O aumento das atribuições de habitação social no Porto está a ser acompanhado por alterações no perfil das famílias apoiadas, segundo dados do Observatório de Habitação Social do Município. A análise, com base em informação de 2024 e 2025, aponta para mudanças nas características dos novos agregados alojados em regime de renda apoiada.

Dentro do período considerado, e numa primeira leitura global, a empresa municipal regista uma subida no número de atribuições de casas. Entre 2024 e 2025, o número de novos contratos celebrados entre o Município e portuenses que aguardavam a atribuição de habitação social cresceu 11%, de 189 para 209.

Passando à observação do perfil sociodemográfico das novas famílias alojadas, a Domus Social conclui então que, por força da disponibilidade de habitações requalificadas, os novos arrendatários do parque de habitação pública municipal apresentam características distintas.

No que diz respeito à composição familiar, em 2024 prevalecia a procura de tipologias T2 e T3, mas em 2025 a maioria das atribuições passou a ser de T1, adequados a casais ou a isolados. A empresa municipal dá nota de que este ajustamento responde ao crescente perfil de famílias com um ou dois elementos, as quais representavam 26% em 2024 e 35% em 2025.

Predominam, assim, agregados mais pequenos, em detrimento das tradicionais famílias numerosas ou com maior incidência de elementos desempregados.

Relativamente ao sexo e à idade, a Domus Social verifica que os novos residentes são maioritariamente mulheres, com uma idade média de 50 anos.

Ainda sobre a situação laboral, a empresa evidencia a referida diminuição do número de beneficiários desempregados – de 31,2%, em 2024, para 25,8%, em 2025 – e um crescimento da percentagem de arrendatários reformados.

Criado em 2020 pela Empresa de Habitação e Manutenção do Município do Porto, o Observatório de Habitação Social tem vindo a consolidar-se como uma ferramenta técnica e científica de apoio à formulação, monitorização e avaliação de políticas públicas, com rigor metodológico e impacto prático.

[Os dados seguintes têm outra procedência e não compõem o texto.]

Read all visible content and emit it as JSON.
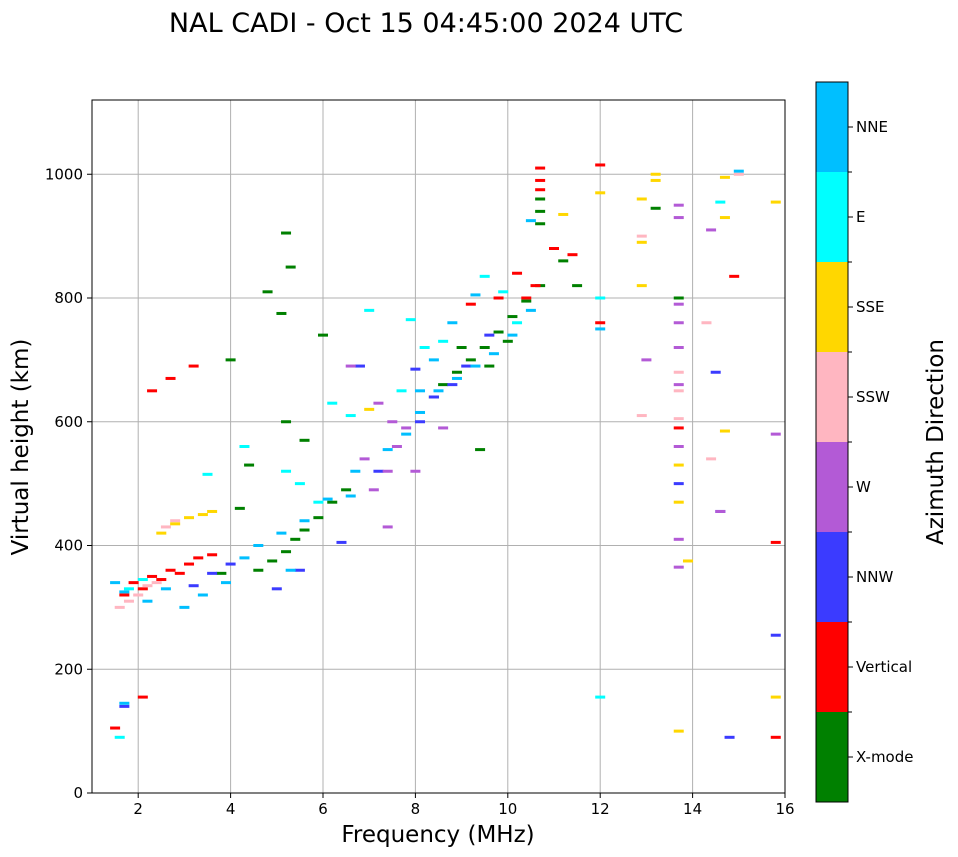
{
  "chart_data": {
    "type": "scatter",
    "title": "NAL CADI - Oct 15 04:45:00 2024 UTC",
    "xlabel": "Frequency (MHz)",
    "ylabel": "Virtual height (km)",
    "xlim": [
      1,
      16
    ],
    "ylim": [
      0,
      1120
    ],
    "xticks": [
      2,
      4,
      6,
      8,
      10,
      12,
      14,
      16
    ],
    "yticks": [
      0,
      200,
      400,
      600,
      800,
      1000
    ],
    "grid": true,
    "colorbar": {
      "label": "Azimuth Direction",
      "categories": [
        "X-mode",
        "Vertical",
        "NNW",
        "W",
        "SSW",
        "SSE",
        "E",
        "NNE"
      ],
      "colors": [
        "#008000",
        "#ff0000",
        "#3b3bff",
        "#b35ad6",
        "#ffb6c1",
        "#ffd700",
        "#00ffff",
        "#00bfff"
      ]
    },
    "series": [
      {
        "name": "X-mode",
        "points": [
          [
            4.6,
            360
          ],
          [
            4.9,
            375
          ],
          [
            5.2,
            390
          ],
          [
            5.4,
            410
          ],
          [
            5.6,
            425
          ],
          [
            5.9,
            445
          ],
          [
            6.2,
            470
          ],
          [
            6.5,
            490
          ],
          [
            8.6,
            660
          ],
          [
            8.9,
            680
          ],
          [
            9.2,
            700
          ],
          [
            9.5,
            720
          ],
          [
            9.8,
            745
          ],
          [
            10.1,
            770
          ],
          [
            10.4,
            795
          ],
          [
            10.7,
            820
          ],
          [
            10.7,
            960
          ],
          [
            10.7,
            940
          ],
          [
            10.7,
            920
          ],
          [
            11.2,
            860
          ],
          [
            11.5,
            820
          ],
          [
            13.2,
            945
          ],
          [
            4.8,
            810
          ],
          [
            5.1,
            775
          ],
          [
            5.3,
            850
          ],
          [
            5.2,
            905
          ],
          [
            4.0,
            700
          ],
          [
            5.6,
            570
          ],
          [
            5.2,
            600
          ],
          [
            9.4,
            555
          ],
          [
            13.7,
            800
          ],
          [
            9.0,
            720
          ],
          [
            9.6,
            690
          ],
          [
            10.0,
            730
          ],
          [
            8.4,
            640
          ],
          [
            4.4,
            530
          ],
          [
            4.2,
            460
          ],
          [
            3.8,
            355
          ],
          [
            6.0,
            740
          ]
        ]
      },
      {
        "name": "Vertical",
        "points": [
          [
            1.7,
            320
          ],
          [
            1.9,
            340
          ],
          [
            2.1,
            330
          ],
          [
            2.3,
            350
          ],
          [
            2.5,
            345
          ],
          [
            2.7,
            360
          ],
          [
            2.9,
            355
          ],
          [
            3.1,
            370
          ],
          [
            3.3,
            380
          ],
          [
            3.6,
            385
          ],
          [
            10.7,
            1010
          ],
          [
            10.7,
            990
          ],
          [
            10.7,
            975
          ],
          [
            10.6,
            820
          ],
          [
            10.2,
            840
          ],
          [
            10.4,
            800
          ],
          [
            11.0,
            880
          ],
          [
            11.4,
            870
          ],
          [
            12.0,
            1015
          ],
          [
            14.9,
            835
          ],
          [
            15.8,
            405
          ],
          [
            15.8,
            90
          ],
          [
            12.0,
            760
          ],
          [
            9.2,
            790
          ],
          [
            2.3,
            650
          ],
          [
            2.7,
            670
          ],
          [
            3.2,
            690
          ],
          [
            1.5,
            105
          ],
          [
            2.1,
            155
          ],
          [
            13.7,
            590
          ],
          [
            9.8,
            800
          ]
        ]
      },
      {
        "name": "NNW",
        "points": [
          [
            3.2,
            335
          ],
          [
            3.6,
            355
          ],
          [
            4.0,
            370
          ],
          [
            5.0,
            330
          ],
          [
            5.5,
            360
          ],
          [
            6.4,
            405
          ],
          [
            7.2,
            520
          ],
          [
            8.1,
            600
          ],
          [
            8.4,
            640
          ],
          [
            8.8,
            660
          ],
          [
            9.1,
            690
          ],
          [
            9.6,
            740
          ],
          [
            14.5,
            680
          ],
          [
            14.8,
            90
          ],
          [
            15.8,
            255
          ],
          [
            13.7,
            500
          ],
          [
            6.8,
            690
          ],
          [
            1.7,
            140
          ],
          [
            14.6,
            455
          ],
          [
            8.0,
            685
          ]
        ]
      },
      {
        "name": "W",
        "points": [
          [
            7.1,
            490
          ],
          [
            7.4,
            520
          ],
          [
            7.6,
            560
          ],
          [
            7.8,
            590
          ],
          [
            7.5,
            600
          ],
          [
            7.2,
            630
          ],
          [
            6.9,
            540
          ],
          [
            8.0,
            520
          ],
          [
            13.7,
            950
          ],
          [
            13.7,
            930
          ],
          [
            13.7,
            790
          ],
          [
            13.7,
            760
          ],
          [
            13.7,
            720
          ],
          [
            13.7,
            660
          ],
          [
            13.7,
            560
          ],
          [
            13.7,
            410
          ],
          [
            13.7,
            365
          ],
          [
            14.6,
            455
          ],
          [
            14.4,
            910
          ],
          [
            15.8,
            580
          ],
          [
            8.6,
            590
          ],
          [
            13.0,
            700
          ],
          [
            6.6,
            690
          ],
          [
            7.4,
            430
          ]
        ]
      },
      {
        "name": "SSW",
        "points": [
          [
            1.6,
            300
          ],
          [
            1.8,
            310
          ],
          [
            2.0,
            320
          ],
          [
            2.2,
            335
          ],
          [
            2.4,
            340
          ],
          [
            2.6,
            430
          ],
          [
            2.8,
            440
          ],
          [
            12.9,
            610
          ],
          [
            12.9,
            900
          ],
          [
            13.7,
            650
          ],
          [
            13.7,
            605
          ],
          [
            14.4,
            540
          ],
          [
            15.0,
            1000
          ],
          [
            14.3,
            760
          ],
          [
            13.7,
            680
          ]
        ]
      },
      {
        "name": "SSE",
        "points": [
          [
            2.5,
            420
          ],
          [
            2.8,
            435
          ],
          [
            3.1,
            445
          ],
          [
            3.4,
            450
          ],
          [
            3.6,
            455
          ],
          [
            12.9,
            820
          ],
          [
            12.9,
            890
          ],
          [
            12.9,
            960
          ],
          [
            13.2,
            1000
          ],
          [
            13.2,
            990
          ],
          [
            13.7,
            530
          ],
          [
            13.7,
            470
          ],
          [
            13.9,
            375
          ],
          [
            13.7,
            100
          ],
          [
            14.7,
            930
          ],
          [
            14.7,
            995
          ],
          [
            15.8,
            955
          ],
          [
            15.8,
            155
          ],
          [
            14.7,
            585
          ],
          [
            12.0,
            970
          ],
          [
            11.2,
            935
          ],
          [
            7.0,
            620
          ]
        ]
      },
      {
        "name": "E",
        "points": [
          [
            1.6,
            90
          ],
          [
            1.8,
            330
          ],
          [
            2.1,
            345
          ],
          [
            3.5,
            515
          ],
          [
            4.3,
            560
          ],
          [
            5.2,
            520
          ],
          [
            5.9,
            470
          ],
          [
            6.2,
            630
          ],
          [
            6.6,
            610
          ],
          [
            7.0,
            780
          ],
          [
            7.9,
            765
          ],
          [
            8.2,
            720
          ],
          [
            8.6,
            730
          ],
          [
            9.5,
            835
          ],
          [
            10.2,
            760
          ],
          [
            12.0,
            155
          ],
          [
            12.0,
            800
          ],
          [
            14.6,
            955
          ],
          [
            9.9,
            810
          ],
          [
            5.5,
            500
          ],
          [
            7.7,
            650
          ]
        ]
      },
      {
        "name": "NNE",
        "points": [
          [
            1.5,
            340
          ],
          [
            1.7,
            325
          ],
          [
            2.2,
            310
          ],
          [
            2.6,
            330
          ],
          [
            3.0,
            300
          ],
          [
            3.4,
            320
          ],
          [
            3.9,
            340
          ],
          [
            4.3,
            380
          ],
          [
            4.6,
            400
          ],
          [
            5.1,
            420
          ],
          [
            5.6,
            440
          ],
          [
            6.1,
            475
          ],
          [
            6.7,
            520
          ],
          [
            7.4,
            555
          ],
          [
            7.8,
            580
          ],
          [
            8.1,
            615
          ],
          [
            8.5,
            650
          ],
          [
            8.9,
            670
          ],
          [
            9.3,
            690
          ],
          [
            9.7,
            710
          ],
          [
            10.1,
            740
          ],
          [
            10.5,
            780
          ],
          [
            10.5,
            925
          ],
          [
            8.8,
            760
          ],
          [
            9.3,
            805
          ],
          [
            6.6,
            480
          ],
          [
            5.3,
            360
          ],
          [
            1.7,
            145
          ],
          [
            8.1,
            650
          ],
          [
            8.4,
            700
          ],
          [
            12.0,
            750
          ],
          [
            15.0,
            1005
          ]
        ]
      }
    ]
  }
}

Mais do que um repositório de dados, o Observatório afirma-se como um espaço de reflexão e inovação social, que permite identificar padrões e acompanhar transformações socio espaciais, permitindo tomadas de decisão orientadas para a coesão social e a justiça habitacional.

Entretanto, ficou disponível, durante o segundo semestre de 2025, uma versão otimizada da plataforma digital, que veio possibilitar o acesso, em tempo real, a mais indicadores e uma leitura mais fina, comparativa e dinâmica dos referidos fenómenos sociais, que se verificam no contexto municipal, ao nível da habitação social.